I began the Guaifenesin Protocol in January 2015. I was hopeful of getting my life back after 60 of my 66 Fibromyalgia symptoms became asymptomatic. Although most of these symptoms had dissipated, I was barely able to function from Chronic Fatigue.
Over the past year, I warned my husband and adult daughters that I was afraid I was a good as I was going to get -- that I'd never get over the chronic fatigue. I knew the Protocol worked, I just figured it didn't work completely for me. I stayed with it, however, because the 24/7 headaches, weekly migraines, interstitial cystitis, IBS, anxiety, depression, all over aches and pains among other symptoms, were held at bay. All that remained, besides being tender to the touch, was chronic fatigue.

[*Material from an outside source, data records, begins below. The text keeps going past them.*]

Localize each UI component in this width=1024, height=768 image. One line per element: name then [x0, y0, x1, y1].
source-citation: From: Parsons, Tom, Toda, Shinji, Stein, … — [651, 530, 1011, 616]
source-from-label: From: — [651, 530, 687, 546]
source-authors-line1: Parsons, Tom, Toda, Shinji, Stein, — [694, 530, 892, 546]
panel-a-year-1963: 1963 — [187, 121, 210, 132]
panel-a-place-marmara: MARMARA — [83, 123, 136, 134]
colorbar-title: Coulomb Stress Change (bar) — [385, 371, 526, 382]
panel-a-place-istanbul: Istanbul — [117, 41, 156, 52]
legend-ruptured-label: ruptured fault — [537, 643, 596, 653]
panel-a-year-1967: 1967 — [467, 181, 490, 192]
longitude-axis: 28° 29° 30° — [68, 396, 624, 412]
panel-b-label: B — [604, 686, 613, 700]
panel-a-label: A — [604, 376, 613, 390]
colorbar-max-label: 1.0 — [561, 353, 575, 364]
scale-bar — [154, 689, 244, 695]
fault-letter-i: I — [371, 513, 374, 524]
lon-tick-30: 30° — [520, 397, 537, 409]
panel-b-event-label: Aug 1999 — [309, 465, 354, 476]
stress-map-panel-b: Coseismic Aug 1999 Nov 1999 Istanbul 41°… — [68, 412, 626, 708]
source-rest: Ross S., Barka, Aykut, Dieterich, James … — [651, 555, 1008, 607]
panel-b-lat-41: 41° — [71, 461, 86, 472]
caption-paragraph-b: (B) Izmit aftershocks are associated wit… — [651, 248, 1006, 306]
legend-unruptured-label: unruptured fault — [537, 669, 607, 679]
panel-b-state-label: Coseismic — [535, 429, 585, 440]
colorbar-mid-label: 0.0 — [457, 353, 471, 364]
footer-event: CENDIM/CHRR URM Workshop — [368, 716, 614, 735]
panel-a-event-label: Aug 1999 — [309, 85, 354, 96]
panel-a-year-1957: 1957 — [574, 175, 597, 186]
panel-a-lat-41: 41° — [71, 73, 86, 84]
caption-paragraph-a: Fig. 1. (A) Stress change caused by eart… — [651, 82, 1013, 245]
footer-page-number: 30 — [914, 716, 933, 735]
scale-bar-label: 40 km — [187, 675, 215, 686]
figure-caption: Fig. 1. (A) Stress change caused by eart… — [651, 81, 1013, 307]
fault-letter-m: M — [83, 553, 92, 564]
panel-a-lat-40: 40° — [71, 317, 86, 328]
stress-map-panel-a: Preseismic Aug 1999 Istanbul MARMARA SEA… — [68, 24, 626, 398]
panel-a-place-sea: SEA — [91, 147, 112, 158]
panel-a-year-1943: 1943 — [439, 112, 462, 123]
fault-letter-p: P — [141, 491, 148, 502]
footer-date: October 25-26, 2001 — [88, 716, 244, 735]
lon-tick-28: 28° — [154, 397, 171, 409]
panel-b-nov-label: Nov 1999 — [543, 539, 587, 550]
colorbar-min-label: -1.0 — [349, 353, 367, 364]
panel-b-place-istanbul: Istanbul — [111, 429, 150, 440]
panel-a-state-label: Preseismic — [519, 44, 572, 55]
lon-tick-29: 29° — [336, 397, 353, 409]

Just when I had given up on ever having energy again, it happened. I awoke feeling good on August 13th, 2016. Just 20 months after beginning Dr. St Amand’s Guaifenesin Protocol. I have felt good every day since. I have had cycles, brief periods of feeling good before, but this is different.
I have restorative sleep now. I dream again. I awaken happy and grateful. I make the bed, shower, wash and style my hair, cook breakfast, exercise, clean my home, do errands, plan meals and grocery shop, make dinner and hang out with my husband every day. It's miraculous. It's not at all how I expected it to be, with a gradual return to health, improving every day.
Everyone’s recovery is different. For me, it was more like I was drowning and suddenly broke through the water's surface and could breathe again.
My husband, who has been caring for me since my diagnosis in 2004, has been cautiously optimistic. Every day returning home from work, he'd peer around the corner to see if I was seated in our living room or lying in bed again. Finally, a few nights ago, he told me that he'd finally gotten everything he'd been praying for all of this years -- and he got it all at once. He's more discombobulated at my recovery than I am. For me, my 12.4 years spent mainly lying down, is now like a hazy memory, dreamlike, surreal.
My future is finally here. I take care of my mother in law about 4 hours per week and enjoy it so much, that I'm starting a Senior Concierge Service. Looking forward to working again is something I only dreamed of. Now it's happening. I am beyond grateful and hope for the same for you all!